May 4, 2018 // 12 p.m.
bit-tech recently had the pleasure of interviewing Jacob Wolff-Petersen, the founder of SteelSeries and currently a member of its board of directors, to discuss the firm’s history, its ups and downs, and the new high-end Arctis Pro headsets. Also: Brexit and booze.
SteelSeries was founded in 2001 as Icemat, a reference to the eponymous glass mousepad – then a world first – that was much loved by PC gamers back in the days of dust-accumulating roller-ball mice and the first Counter-Strike tournaments. ‘Nobody was thinking about these things except for pro gamers’, says Jacob. ‘I was very quick out of the gate to engage pro gamers to help me develop the new products, especially in the beginning when you needed a lot of info. Over the years it became much more about ourselves, including ex-pro gamers in the company, developing products.’
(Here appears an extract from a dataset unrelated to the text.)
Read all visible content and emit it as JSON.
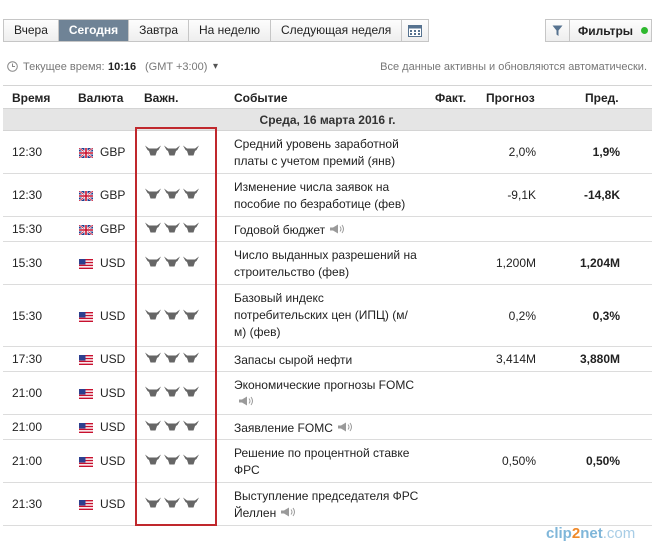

A deal with Microsoft in 2003 saw the Icemat bundled with the Intellimouse, which broadened distribution networks. ‘I never saw it like a traditional Danish business where you grow in Denmark, then Nordics, and maybe you go to Germany and […] the UK,' says Jacob, who always envisioned worldwide distribution, which suited the pro-gaming customer base: ‘There were gamers across the world with teams having one member in Germany, another one in Italy, and so forth.’
From the Icemat foundations, SteelSeries was born in 2007, co-founded with Bruce Hawver who’d had success rapidly growing Motorola’s accessory division and who became CEO. ‘He helped me a lot to organise the company. I got middle management and everything properly in place, and I could really concentrate on the products, the story, and the direction we wanted to go.’ Bruce’s considerable experience in backend things like logistics and warehousing was key, and if he could, Jacob would tell his younger self to have sought out such experience earlier on, citing a lack of properly implemented processes as leading to ‘almost going in the really wrong direction’.
Another piece of advice for past Jacob? ‘Shout a bit more – we didn’t even wanna shout that we were good ourselves; we had to have other people say it, you know that tendency of being underplayed. I dunno whether it’s a Nordic thing or not, but obviously seeing the competition really being better at shouting about themselves, I probably wish we went a little into that game a bit earlier’.
In 2012, Jacob sold a portion of SteelSeries to equity partners, and Ehtisham Rabbani was brought in as CEO while Jacob remained on the board. Rabbani, who had previously worked at Logitech, was a strong hire in Wolff-Peterson’s eyes: ‘He had really the same big view that gaming is for everybody, and it’s all about hardcore gaming and really growing from that. We got back on a track to where SteelSeries belongs […], back to being that gaming company that I set out to be.’
Even so, gaming these days is a term with seemingly endless definitions, and one that’s used often as a marketing term for products with only tenuous links to playing games. Couldn’t SteelSeries remain a ‘gaming company’ while also branching out into things like cases or gaming chairs given that the vast majority of companies that sell peripherals have their fingers in many other pies too? Jacob acknowledges the possibility was there, but he references the old ‘Winning Is Everything’ slogan as really being a core value of the company, with the end result being an avoidance of products that don’t have the potential to make you a better gamer or at the very least improve your real-time interactive gaming experience.
Jacob is no stranger to branching out and exploring alternative product lines, either, modestly laughing at his ‘very bad idea’ to produce the ill-fated Icemat Audio MP3 player in the early noughties. ‘It’s really about focus. To stay the course is just as difficult as to branch out and do other things’, he says, citing this as something that he sees as setting SteelSeries apart from the crowd while also admitting that the company is sitting on a lot of knowledge that could potentially allow it to explore the monitor market in a unique way, for example.
So how does a company with such a firm commitment to gaming peripherals broaden its horizons? One route taken now referred to as a ‘phase’ was publisher-branded products, but these proved difficult to handle retail-wise and are less of a focus now. Instead, the critical thing for Jacob is acknowledging that gaming is now very much a cross-platform activity for most gamers. While insisting that SteelSeries is ‘really PC first’, Jacob recounts the launch of the Nimbus controller for Apple devices. To this day, it also offers Linux and Apple drivers for its peripherals. The growth of gaming and available platforms like consoles and mobile has repeatedly been used to spell doom for PC gaming, suggests Jacob, ‘but the reality all of us know by now is it’s really just making the market bigger’.